Even more happily, it turns out that its Lua dialect accepts negative numbers to its shift operations, so the expression 1 << -1 is actually 0.5 and we don’t even need to special-case anything.

Handling Metadata

One of the key aspects of Simulated Evolution is the “Garden of Eden:” the environment can be modified to produce a special region with far more food in it than normal. Its presence or absence has an effect on the behavior that ultimately ends up selected for in the bugs.

My PICO-8 port of Lights Out introduced me to the MENUITEM() facility for customizing the pause menu. I added a Garden of Eden switch there, and also a way to reset the simulation without rebooting the cartridge; that way your configuration didn’t get lost alongside it.

The reset ultimately worked exactly the same way the “New Puzzle” option did in my PICO-8 port of Lights-Out. The garden is a little more interesting, though, because it has to alter itself as part of its own handler to announce whether the garden is currently active or not. This turns out to map closely to an example in the manual, happily enough. Their sample code demonstrates the quirk where if you omit arguments from MENUITEM(), or offer them as NIL, it borrows the values from the option being updated. This is our menu code, in the end, run at the top level after defining _INIT(), _UPDATE60, and _DRAW():

MENUITEM(1|0X300,"NEW SIMULATION",_INIT)
MENUITEM(2,"GARDEN: ON",
FUNCTION()
GARDEN=NOT GARDEN
MENUITEM(NIL,"GARDEN: "..(GARDEN AND "ON" OR "OFF"))
RETURN TRUE
END)

Much of the graphical data for the project had to be supplied externally, again. The “spritesheet” data is all dynamic, but laying out all 247 tiles of the map promised to be extremely tedious. I wrote a couple lines of Python to spit out the map data for me; it’s just an ever-increasing list of hex numbers. This actually backfired the first time I tried to do it; if the hex numbers use capital letters for A-F, the reader rejects them but does so by silently replacing them with the transparent Tile 0. At least that corruption shows up in re-saved copies!

PICO-8 also includes some data import facilities of its own. The IMPORT command will let you load a 128×128 image as the spritesheet, or even put smaller images into particular places within it if you don’t want to make the atlas all at once. Even better, for me, the “cartridge label” may be imported by passing an additional -L option. That meant I could use Aseprite to create an image for it that brings in the beaker and petri dish from the Amiga and Mac icons:

I’m still not much of a pixel artist, alas, but I figured this one deserved more than a lazy screenshot.

What’s Missing

The biggest thing missing is something I didn’t want: lag! Even when I set the simulation to update at 60Hz, we still only use 60% of the PICO-8 CPU. Given the extra work I had to do in rendering here, I didn’t expect to fit the budget so cleanly. 60% is still enough that Warp Mode is a fool’s errand, though. It would just look like occasional frameskip.

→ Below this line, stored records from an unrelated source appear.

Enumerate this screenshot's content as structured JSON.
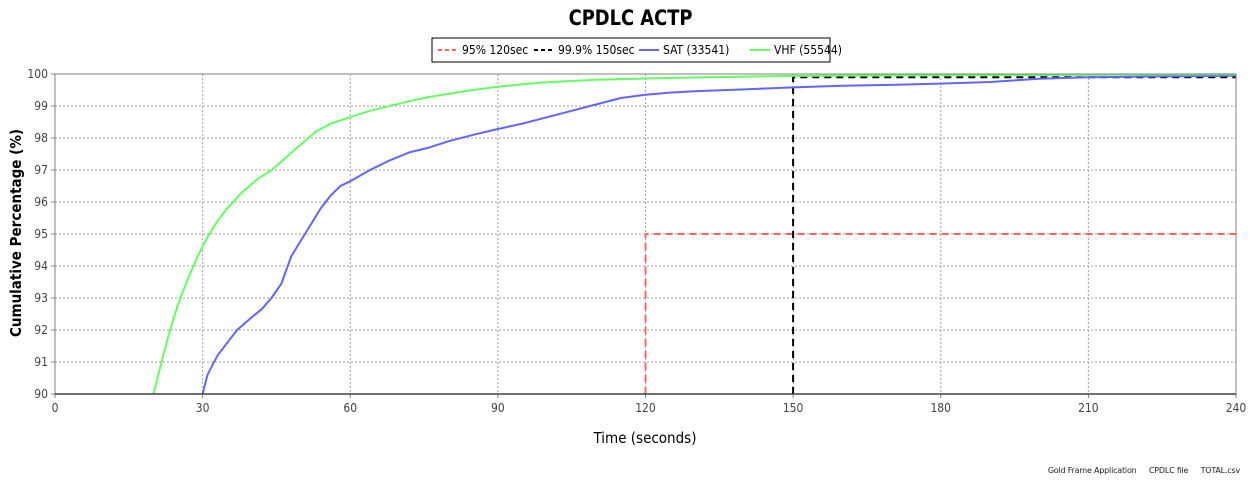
{
  "colors": {
    "sat": "#6464ff",
    "vhf": "#64ff64",
    "target95": "#ff6464",
    "target999": "#000000",
    "grid": "#a0a0a0"
  },
  "footer": {
    "app": "Gold Frame Application",
    "file_type": "CPDLC file",
    "file_name": "TOTAL.csv"
  },
  "chart_data": {
    "type": "line",
    "title": "CPDLC ACTP",
    "xlabel": "Time (seconds)",
    "ylabel": "Cumulative Percentage (%)",
    "xlim": [
      0,
      240
    ],
    "ylim": [
      90,
      100
    ],
    "xticks": [
      "0",
      "30",
      "60",
      "90",
      "120",
      "150",
      "180",
      "210",
      "240"
    ],
    "yticks": [
      "90",
      "91",
      "92",
      "93",
      "94",
      "95",
      "96",
      "97",
      "98",
      "99",
      "100"
    ],
    "grid": true,
    "legend_position": "top-center",
    "legend": [
      "95% 120sec",
      "99.9% 150sec",
      "SAT (33541)",
      "VHF (55544)"
    ],
    "series": [
      {
        "name": "95% 120sec",
        "style": "dashed",
        "color": "#ff6464",
        "x": [
          120,
          120,
          240
        ],
        "y": [
          90,
          95,
          95
        ]
      },
      {
        "name": "99.9% 150sec",
        "style": "dashed",
        "color": "#000000",
        "x": [
          150,
          150,
          240
        ],
        "y": [
          90,
          99.9,
          99.9
        ]
      },
      {
        "name": "SAT (33541)",
        "style": "solid",
        "color": "#6464ff",
        "x": [
          30,
          31,
          33,
          35,
          37,
          40,
          42,
          44,
          46,
          48,
          50,
          52,
          54,
          56,
          58,
          60,
          64,
          68,
          72,
          76,
          80,
          85,
          90,
          95,
          100,
          105,
          110,
          115,
          120,
          125,
          130,
          140,
          150,
          160,
          170,
          180,
          190,
          200,
          210,
          220,
          230,
          240
        ],
        "y": [
          90,
          90.6,
          91.2,
          91.6,
          92.0,
          92.4,
          92.65,
          93.0,
          93.45,
          94.3,
          94.8,
          95.3,
          95.8,
          96.2,
          96.5,
          96.65,
          97.0,
          97.3,
          97.55,
          97.7,
          97.9,
          98.1,
          98.28,
          98.45,
          98.65,
          98.85,
          99.05,
          99.25,
          99.35,
          99.42,
          99.46,
          99.52,
          99.58,
          99.63,
          99.66,
          99.7,
          99.75,
          99.85,
          99.9,
          99.92,
          99.93,
          99.95
        ]
      },
      {
        "name": "VHF (55544)",
        "style": "solid",
        "color": "#64ff64",
        "x": [
          20,
          21,
          23,
          25,
          27,
          29,
          31,
          33,
          35,
          38,
          41,
          44,
          47,
          50,
          53,
          56,
          60,
          64,
          68,
          72,
          76,
          80,
          85,
          90,
          95,
          100,
          105,
          110,
          120,
          130,
          140,
          150,
          160,
          180,
          200,
          220,
          240
        ],
        "y": [
          90,
          90.6,
          91.8,
          92.8,
          93.6,
          94.3,
          94.9,
          95.4,
          95.8,
          96.3,
          96.7,
          97.0,
          97.4,
          97.8,
          98.2,
          98.45,
          98.65,
          98.85,
          99.0,
          99.15,
          99.28,
          99.38,
          99.5,
          99.6,
          99.68,
          99.74,
          99.78,
          99.82,
          99.86,
          99.89,
          99.92,
          99.94,
          99.95,
          99.96,
          99.97,
          99.98,
          99.99
        ]
      }
    ]
  }
}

I also don’t allow custom seeds. I didn’t pack my own RNG with this one, relying instead on PICO-8’s built-in RNG one. I could have fixed that—the 16-bit Xorshift PRNG I used for the 8-bit versions can be implemented easily enough in its fixed-point math—but without a keyboard to enter the seed with, the feature would be more irritation than convenience. I opted for simplicity here.

Downloads

As is traditional for PICO-8 works, the cartridge art up above includes the program within it, steganographically encoded within the cover art. I’ve also added it to the SimEvo collection on the Projects page and put the source code proper in the Bumbershoot Software GitHub repository.